Cob and Cib vs. Reverse Voltage
Below in Figure 6 are the plots of simulated and measured data of Cob and Cib vs. reverse voltage for the MJL1302A. Measured data are again shown in green and simulated data are shown in red. The solid lines represent Cib while the dotted lines represent Cob. It is seen that the correlation between measured and simulated capacitances is nearly perfect. As mentioned in the discussion of the corresponding data for the MJL3281A, having accurate simulated Cib vs. reverse voltage is essential to getting accurate data of fT vs. current in the low-current region. But despite the almost perfect matching of measured and simulated Cib vs. reverse voltage, the error in fT at low currents is still not negligible. In the parameter extraction section, it will be shown that fine-tuning of the capacitance parameters of the model can result in significant improvements in the accuracy of fT vs. current in the low-current region without sacrificing accuracy in the simulated data of Cib vs. reverse voltage.
β vs. Collector Current
Figure 7 shows a plot comparing the datasheet and simulated β values vs. collector current obtained from the OnSemi model with VCE = 5V. The green trace is measured data and the red trace is simulated data.
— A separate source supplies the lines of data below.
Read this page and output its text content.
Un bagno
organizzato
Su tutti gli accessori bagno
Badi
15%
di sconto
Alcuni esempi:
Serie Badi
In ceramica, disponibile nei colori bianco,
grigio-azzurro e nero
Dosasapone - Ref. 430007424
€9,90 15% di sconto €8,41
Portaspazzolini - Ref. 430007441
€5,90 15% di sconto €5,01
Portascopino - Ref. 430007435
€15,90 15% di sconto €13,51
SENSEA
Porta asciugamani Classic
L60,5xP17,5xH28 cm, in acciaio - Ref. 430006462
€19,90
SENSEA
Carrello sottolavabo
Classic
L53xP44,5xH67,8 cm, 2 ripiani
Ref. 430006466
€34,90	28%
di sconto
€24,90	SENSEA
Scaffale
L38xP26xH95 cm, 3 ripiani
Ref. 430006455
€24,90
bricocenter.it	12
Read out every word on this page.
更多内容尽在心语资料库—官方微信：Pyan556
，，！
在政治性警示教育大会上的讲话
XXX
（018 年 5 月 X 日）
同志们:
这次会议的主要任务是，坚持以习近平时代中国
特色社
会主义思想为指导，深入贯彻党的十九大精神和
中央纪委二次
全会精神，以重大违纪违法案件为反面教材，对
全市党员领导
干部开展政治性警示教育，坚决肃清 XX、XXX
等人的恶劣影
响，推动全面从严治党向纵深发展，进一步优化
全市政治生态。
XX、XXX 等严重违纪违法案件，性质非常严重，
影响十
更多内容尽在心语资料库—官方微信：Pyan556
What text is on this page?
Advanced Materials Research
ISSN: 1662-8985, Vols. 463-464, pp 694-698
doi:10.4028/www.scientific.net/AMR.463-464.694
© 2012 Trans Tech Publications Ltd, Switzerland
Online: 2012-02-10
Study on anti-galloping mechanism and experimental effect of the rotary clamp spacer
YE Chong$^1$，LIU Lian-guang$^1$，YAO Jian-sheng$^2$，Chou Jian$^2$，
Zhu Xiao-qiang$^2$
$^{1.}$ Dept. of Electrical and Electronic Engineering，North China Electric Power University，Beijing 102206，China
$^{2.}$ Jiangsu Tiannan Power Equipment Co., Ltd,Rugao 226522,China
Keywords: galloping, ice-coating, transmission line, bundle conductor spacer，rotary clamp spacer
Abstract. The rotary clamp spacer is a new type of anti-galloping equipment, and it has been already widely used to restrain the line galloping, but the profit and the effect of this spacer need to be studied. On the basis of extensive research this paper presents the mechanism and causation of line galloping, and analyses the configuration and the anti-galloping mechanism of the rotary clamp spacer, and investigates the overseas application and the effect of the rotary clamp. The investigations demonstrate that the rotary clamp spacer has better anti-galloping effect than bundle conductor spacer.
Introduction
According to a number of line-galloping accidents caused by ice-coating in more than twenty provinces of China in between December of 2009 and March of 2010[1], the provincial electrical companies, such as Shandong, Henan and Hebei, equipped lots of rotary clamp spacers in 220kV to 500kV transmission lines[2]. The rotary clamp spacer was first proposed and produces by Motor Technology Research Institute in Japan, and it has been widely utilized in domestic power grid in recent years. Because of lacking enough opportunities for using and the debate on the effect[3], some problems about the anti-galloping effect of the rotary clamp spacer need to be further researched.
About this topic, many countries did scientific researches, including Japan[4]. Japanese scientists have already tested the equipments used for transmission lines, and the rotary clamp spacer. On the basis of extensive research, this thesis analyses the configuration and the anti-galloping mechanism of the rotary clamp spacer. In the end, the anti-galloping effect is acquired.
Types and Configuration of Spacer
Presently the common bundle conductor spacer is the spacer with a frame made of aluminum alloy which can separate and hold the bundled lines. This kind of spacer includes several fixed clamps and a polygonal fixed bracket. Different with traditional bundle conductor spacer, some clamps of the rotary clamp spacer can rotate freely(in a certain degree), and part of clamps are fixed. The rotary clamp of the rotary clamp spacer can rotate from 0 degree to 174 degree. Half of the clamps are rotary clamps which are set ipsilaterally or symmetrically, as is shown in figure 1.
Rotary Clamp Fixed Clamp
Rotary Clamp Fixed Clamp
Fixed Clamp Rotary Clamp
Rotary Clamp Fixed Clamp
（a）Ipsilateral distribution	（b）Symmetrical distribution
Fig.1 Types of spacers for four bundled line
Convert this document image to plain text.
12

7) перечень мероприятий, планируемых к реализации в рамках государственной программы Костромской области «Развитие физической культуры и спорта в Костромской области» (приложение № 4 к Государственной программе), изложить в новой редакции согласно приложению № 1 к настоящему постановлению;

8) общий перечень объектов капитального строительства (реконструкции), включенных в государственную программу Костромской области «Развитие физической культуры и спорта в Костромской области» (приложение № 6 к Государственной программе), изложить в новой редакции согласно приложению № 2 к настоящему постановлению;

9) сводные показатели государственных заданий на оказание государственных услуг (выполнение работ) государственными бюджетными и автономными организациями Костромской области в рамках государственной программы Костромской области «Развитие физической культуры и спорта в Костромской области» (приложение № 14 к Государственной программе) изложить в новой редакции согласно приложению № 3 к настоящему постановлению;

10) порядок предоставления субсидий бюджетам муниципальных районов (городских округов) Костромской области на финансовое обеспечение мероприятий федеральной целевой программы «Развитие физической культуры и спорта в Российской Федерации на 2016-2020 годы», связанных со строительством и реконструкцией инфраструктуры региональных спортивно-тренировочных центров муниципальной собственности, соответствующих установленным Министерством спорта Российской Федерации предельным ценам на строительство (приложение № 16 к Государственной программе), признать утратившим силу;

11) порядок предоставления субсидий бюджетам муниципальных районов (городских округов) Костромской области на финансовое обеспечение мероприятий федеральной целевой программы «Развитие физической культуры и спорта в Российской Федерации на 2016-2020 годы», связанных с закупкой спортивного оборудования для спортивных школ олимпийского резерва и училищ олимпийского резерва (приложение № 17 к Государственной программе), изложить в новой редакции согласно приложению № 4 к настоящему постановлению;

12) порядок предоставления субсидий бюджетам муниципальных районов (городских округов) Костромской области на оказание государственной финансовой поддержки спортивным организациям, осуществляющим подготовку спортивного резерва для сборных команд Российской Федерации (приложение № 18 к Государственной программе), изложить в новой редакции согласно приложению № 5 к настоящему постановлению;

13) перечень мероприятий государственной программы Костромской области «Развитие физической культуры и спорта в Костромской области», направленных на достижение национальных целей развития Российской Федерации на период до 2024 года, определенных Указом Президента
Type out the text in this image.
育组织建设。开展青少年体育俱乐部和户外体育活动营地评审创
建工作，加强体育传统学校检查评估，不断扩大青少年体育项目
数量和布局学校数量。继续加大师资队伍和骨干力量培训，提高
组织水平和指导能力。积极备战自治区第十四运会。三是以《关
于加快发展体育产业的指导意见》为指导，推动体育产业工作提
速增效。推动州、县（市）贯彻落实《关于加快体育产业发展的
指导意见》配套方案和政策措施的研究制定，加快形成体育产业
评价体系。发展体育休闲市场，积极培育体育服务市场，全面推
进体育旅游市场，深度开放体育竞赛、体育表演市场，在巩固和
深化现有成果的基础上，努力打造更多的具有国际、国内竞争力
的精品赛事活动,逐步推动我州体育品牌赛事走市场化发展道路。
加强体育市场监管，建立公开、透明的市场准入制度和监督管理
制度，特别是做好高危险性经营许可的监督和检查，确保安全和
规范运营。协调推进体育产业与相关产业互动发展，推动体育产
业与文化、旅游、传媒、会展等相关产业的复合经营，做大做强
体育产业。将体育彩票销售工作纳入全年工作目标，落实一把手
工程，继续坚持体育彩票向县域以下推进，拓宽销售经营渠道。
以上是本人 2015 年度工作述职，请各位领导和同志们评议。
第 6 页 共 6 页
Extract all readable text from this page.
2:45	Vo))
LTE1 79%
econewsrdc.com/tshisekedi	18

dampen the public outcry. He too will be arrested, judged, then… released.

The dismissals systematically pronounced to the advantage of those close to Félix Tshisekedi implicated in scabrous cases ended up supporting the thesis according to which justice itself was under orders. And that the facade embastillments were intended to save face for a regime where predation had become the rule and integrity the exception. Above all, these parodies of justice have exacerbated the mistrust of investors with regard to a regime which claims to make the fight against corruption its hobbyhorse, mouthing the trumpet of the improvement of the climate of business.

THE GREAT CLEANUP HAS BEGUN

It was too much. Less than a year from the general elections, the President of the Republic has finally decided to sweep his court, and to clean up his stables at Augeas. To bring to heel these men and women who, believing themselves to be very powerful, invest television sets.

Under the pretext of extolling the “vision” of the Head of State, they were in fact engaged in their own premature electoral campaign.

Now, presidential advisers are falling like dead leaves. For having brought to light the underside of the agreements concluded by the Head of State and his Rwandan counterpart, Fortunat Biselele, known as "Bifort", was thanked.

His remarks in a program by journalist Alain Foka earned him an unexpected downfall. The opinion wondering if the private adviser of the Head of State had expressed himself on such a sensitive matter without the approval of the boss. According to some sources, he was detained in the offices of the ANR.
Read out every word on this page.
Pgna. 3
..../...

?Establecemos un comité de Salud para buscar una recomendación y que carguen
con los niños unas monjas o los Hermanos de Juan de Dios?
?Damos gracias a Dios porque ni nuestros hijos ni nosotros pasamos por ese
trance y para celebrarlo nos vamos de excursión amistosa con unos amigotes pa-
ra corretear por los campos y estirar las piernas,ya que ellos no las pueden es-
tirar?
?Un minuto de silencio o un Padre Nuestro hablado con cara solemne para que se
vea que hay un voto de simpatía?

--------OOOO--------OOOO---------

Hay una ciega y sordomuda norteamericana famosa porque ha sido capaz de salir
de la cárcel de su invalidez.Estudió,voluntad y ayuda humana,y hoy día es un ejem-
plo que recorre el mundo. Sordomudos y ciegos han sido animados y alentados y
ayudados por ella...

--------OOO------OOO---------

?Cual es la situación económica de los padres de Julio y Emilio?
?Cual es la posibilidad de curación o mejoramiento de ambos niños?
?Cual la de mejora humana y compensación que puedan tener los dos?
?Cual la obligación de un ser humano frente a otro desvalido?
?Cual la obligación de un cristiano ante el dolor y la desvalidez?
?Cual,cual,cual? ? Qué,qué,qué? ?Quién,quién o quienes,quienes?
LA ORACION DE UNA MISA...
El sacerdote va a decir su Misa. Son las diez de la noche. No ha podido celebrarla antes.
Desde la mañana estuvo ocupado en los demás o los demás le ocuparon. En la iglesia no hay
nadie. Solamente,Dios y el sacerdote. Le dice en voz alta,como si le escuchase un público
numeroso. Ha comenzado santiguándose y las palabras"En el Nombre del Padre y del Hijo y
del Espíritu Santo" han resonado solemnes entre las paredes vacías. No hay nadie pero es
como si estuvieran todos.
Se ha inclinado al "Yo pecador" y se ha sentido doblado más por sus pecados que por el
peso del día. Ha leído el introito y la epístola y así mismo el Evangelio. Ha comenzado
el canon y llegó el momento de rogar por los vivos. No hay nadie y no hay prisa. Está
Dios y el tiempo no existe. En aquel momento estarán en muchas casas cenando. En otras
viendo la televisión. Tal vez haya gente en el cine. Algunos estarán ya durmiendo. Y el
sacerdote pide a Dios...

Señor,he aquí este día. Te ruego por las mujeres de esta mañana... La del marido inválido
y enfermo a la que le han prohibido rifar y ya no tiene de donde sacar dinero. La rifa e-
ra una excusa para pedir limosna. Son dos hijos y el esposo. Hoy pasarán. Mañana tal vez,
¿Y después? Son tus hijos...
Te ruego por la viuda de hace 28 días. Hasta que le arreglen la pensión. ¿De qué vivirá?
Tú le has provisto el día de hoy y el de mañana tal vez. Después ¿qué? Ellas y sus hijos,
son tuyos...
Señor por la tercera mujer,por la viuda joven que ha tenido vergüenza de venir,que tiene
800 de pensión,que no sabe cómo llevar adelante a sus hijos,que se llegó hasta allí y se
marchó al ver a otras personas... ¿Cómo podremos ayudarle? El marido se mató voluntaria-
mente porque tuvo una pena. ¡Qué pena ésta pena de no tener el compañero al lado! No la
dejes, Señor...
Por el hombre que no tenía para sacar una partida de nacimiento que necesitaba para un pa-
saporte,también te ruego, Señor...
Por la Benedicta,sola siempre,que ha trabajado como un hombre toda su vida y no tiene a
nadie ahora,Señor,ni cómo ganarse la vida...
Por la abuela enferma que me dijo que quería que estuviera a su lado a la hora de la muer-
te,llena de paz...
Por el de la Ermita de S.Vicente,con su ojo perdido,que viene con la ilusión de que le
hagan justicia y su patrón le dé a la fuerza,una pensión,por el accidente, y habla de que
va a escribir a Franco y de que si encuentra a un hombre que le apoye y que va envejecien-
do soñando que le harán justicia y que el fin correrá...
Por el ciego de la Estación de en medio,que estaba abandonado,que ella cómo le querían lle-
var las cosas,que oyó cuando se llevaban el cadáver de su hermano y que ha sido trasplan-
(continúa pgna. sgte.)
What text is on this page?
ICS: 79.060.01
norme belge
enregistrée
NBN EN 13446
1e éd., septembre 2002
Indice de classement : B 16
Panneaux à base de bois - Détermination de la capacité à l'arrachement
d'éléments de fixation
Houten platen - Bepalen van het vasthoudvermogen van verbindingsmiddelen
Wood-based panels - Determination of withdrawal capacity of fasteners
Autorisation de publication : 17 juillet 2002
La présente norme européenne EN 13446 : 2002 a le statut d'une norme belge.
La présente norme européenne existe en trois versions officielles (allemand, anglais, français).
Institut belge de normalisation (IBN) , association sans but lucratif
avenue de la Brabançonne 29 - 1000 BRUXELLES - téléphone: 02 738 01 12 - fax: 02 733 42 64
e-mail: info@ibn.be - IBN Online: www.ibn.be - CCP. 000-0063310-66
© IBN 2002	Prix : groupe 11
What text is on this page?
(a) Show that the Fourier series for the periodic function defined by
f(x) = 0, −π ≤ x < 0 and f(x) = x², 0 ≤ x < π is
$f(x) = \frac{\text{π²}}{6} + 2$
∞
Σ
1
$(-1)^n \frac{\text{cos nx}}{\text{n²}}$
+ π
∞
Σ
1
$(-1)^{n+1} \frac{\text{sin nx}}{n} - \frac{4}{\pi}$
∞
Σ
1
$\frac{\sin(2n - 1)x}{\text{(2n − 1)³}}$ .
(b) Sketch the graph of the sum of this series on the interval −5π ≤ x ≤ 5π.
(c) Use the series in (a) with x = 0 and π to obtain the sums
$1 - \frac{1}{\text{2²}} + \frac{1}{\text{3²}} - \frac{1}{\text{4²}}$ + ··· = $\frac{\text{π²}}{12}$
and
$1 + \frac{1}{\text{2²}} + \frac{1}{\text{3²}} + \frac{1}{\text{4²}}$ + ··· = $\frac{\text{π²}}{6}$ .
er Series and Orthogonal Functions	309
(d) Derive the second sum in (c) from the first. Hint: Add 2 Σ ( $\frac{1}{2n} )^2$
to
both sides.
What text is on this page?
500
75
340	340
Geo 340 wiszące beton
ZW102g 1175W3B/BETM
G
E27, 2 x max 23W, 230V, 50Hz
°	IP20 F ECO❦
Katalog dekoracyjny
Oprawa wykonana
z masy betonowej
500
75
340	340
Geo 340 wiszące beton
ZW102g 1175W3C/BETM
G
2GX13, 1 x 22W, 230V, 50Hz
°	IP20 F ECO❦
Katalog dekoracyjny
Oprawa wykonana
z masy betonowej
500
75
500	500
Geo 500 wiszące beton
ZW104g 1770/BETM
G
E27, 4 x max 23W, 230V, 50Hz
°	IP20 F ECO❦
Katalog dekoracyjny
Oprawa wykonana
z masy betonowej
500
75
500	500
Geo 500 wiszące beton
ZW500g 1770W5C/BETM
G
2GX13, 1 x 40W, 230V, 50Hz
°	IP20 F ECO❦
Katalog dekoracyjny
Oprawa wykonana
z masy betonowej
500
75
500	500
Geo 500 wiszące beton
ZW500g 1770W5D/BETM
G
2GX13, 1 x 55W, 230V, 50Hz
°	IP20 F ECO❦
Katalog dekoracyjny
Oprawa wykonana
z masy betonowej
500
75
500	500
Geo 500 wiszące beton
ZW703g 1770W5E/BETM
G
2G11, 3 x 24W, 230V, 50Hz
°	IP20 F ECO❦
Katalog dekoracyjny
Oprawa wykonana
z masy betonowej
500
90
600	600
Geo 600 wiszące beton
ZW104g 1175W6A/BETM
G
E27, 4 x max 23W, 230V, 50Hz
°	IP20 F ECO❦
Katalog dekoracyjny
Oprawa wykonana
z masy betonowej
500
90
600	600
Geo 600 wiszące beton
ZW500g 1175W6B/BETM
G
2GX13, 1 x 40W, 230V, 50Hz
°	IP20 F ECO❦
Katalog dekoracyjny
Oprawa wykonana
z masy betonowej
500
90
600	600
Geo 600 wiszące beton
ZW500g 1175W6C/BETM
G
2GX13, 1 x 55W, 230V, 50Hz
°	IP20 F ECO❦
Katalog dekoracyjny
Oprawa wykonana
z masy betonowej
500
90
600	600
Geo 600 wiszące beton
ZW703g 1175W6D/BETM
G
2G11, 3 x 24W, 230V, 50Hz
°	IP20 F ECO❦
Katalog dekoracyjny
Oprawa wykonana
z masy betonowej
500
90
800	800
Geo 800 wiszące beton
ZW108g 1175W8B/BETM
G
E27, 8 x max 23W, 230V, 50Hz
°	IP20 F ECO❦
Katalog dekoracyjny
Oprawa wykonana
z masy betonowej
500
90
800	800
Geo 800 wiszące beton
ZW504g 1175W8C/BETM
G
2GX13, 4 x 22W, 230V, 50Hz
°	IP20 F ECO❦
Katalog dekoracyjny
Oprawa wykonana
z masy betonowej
It's clear that the current gain obtained from simulation will be much poorer than actual device performance. Simulated current gain is only a little more than half of the actual current gain at low currents, and shows a gradual reduction with increasing collector current that doesn't occur with the actual devices. At 10 A, the simulated current gain is only a little more than one-third the measured value. Much improvement in the simulated behavior is possible.
Summary of Simulated vs. Measured Data
Checking the simulated data against the measured data for both device types shows that in most cases, the simulated data will be pessimistic compared to actual performance. In some cases, the differences are quite pronounced. The largest discrepancy is in the simulated data of fT vs. collector current for the MJL3281A in the low-current region. At the typical quiescent current value of 100 mA, the simulated fT is low by a factor of six. In Section 3, a procedure which matches the simulated data as closely as possible with the measured data will be demonstrated. This procedure will then be used to create new models. Lastly, the data for the newly-created models will be compared to the measured data using graphs similar to Figures 2 through 7. It will be seen that the simulated data for the new models are much closer to the measured data than that of the original models.